# Train graveyard..norfolk



## Mikeymutt (Jan 29, 2017)

Decided to go give these trains a little look one afternoon.it was a lovely couple hours mooch.got into a few of the carraige said and the cab of what looked like some digger on the carraige.my only guess it was for track or maybe embankment work.but silly me forgot to take a pic of it.i really liked the first class style carriage with its wood panne King and big seats.always reminds of a scene in James Bond


----------



## smiler (Jan 29, 2017)

I can remember train compartments, I didn't get into 1st class that often though great pics, Thanks


----------



## mockingbird (Jan 29, 2017)

Love this mate, especially the carriage shots,need to explore a train soon!


----------



## Chevyman (Jan 29, 2017)

Love the compartment shot i remember trains like this from my childhood, nice work.


----------



## The_Derp_Lane (Jan 29, 2017)

Superb photos. I'm glad you also got something good as well.


----------



## Sam Haltin (Jan 30, 2017)

Nice detailed photographs. In my early days as a Guard on British Rail I, and passengers preferred those 1st class carriages. Bigger seats, adjustable seats, air-con controls on the right on your photo of the compartment. I think that this is a redundant engineers train and the carriages were used for staff accommodation.


----------



## Dirus_Strictus (Jan 30, 2017)

Hugh Jorgan said:


> I think that this is a redundant engineers train and the carriages were used for staff accommodation.
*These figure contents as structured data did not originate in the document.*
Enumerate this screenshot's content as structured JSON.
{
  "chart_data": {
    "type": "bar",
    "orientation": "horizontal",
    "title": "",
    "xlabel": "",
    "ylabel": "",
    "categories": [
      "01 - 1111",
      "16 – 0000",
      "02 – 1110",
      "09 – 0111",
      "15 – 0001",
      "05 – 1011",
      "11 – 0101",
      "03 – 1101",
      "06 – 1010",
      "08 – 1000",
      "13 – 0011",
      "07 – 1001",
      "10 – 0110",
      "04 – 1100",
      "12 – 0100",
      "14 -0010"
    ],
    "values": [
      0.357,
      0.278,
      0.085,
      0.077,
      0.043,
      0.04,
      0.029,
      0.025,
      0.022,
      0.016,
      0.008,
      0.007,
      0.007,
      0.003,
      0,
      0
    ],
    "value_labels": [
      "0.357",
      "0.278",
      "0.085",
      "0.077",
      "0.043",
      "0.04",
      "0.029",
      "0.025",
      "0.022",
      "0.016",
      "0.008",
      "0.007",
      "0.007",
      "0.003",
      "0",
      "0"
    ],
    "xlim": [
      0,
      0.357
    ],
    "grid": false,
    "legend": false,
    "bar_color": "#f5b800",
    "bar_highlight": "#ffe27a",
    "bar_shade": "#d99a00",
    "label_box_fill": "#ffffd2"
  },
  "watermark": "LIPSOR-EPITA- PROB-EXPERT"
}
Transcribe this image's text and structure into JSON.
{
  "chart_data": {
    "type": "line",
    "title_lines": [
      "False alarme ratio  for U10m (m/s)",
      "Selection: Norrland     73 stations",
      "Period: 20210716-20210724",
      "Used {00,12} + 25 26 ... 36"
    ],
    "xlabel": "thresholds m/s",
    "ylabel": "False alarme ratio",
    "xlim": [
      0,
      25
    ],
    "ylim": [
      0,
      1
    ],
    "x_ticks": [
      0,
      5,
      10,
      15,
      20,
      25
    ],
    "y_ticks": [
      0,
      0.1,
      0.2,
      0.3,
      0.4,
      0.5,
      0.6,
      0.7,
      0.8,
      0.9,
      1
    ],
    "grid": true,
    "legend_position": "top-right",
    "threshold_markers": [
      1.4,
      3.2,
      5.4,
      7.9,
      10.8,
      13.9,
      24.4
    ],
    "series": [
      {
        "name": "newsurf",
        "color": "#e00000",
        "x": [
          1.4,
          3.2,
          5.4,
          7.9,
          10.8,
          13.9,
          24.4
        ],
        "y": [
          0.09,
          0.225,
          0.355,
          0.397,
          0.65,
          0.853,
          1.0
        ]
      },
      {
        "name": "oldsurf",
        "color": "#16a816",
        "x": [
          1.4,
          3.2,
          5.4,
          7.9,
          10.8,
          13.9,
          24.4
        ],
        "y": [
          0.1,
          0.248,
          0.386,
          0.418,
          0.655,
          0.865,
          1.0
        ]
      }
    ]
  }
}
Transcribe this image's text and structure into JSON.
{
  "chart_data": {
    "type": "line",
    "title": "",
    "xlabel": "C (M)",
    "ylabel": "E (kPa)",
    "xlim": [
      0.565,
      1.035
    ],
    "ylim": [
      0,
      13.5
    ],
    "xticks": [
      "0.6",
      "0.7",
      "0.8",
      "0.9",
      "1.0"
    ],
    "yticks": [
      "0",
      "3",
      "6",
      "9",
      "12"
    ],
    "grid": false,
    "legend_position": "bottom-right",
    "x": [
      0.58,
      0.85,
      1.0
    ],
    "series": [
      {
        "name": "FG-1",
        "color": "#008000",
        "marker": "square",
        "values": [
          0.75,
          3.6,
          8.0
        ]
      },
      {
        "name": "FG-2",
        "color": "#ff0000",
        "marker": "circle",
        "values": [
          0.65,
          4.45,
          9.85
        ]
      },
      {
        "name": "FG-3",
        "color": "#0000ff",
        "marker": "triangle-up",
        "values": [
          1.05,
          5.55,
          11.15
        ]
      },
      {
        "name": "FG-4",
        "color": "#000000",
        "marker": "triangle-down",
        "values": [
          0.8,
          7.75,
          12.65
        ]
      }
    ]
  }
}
The yellow engineering vehicles are I think the first commercially built prototype track aligning/ballasting unit. A bit of a pain sometimes and took us ages to get it to work to spec. The passenger coaches photographed were not with the unit when we worked on it, the consist then was machine, Derby Research Laboratory Coach and CME coach or equipment bogie van. The passenger coaches in the sidings are, I think, just a random collection of scrap.


----------



## darbians (Jan 30, 2017)

Great set of a great place. The engineering vehicles are called stoneblowers.


----------



## DirtyJigsaw (Jan 30, 2017)

Great set there mate. I need this


----------



## Electric (Jan 30, 2017)

Nice photos. Putting dereliction and railways together looks great.


----------



## Mikeymutt (Jan 30, 2017)

Thank you all.they were a pleasant surprise..glad you enjoyed it darbians..and dj yiu would love it..mockingbird a few of these about


----------



## HughieD (Jan 30, 2017)

Loving that bit of rail because Mikey. And did I spy a Class 31 locomotive too?


----------



## cornish_snowdog (Jan 30, 2017)

Loved the set, and found the photo of the buffers particularly pleasing for some reason...


----------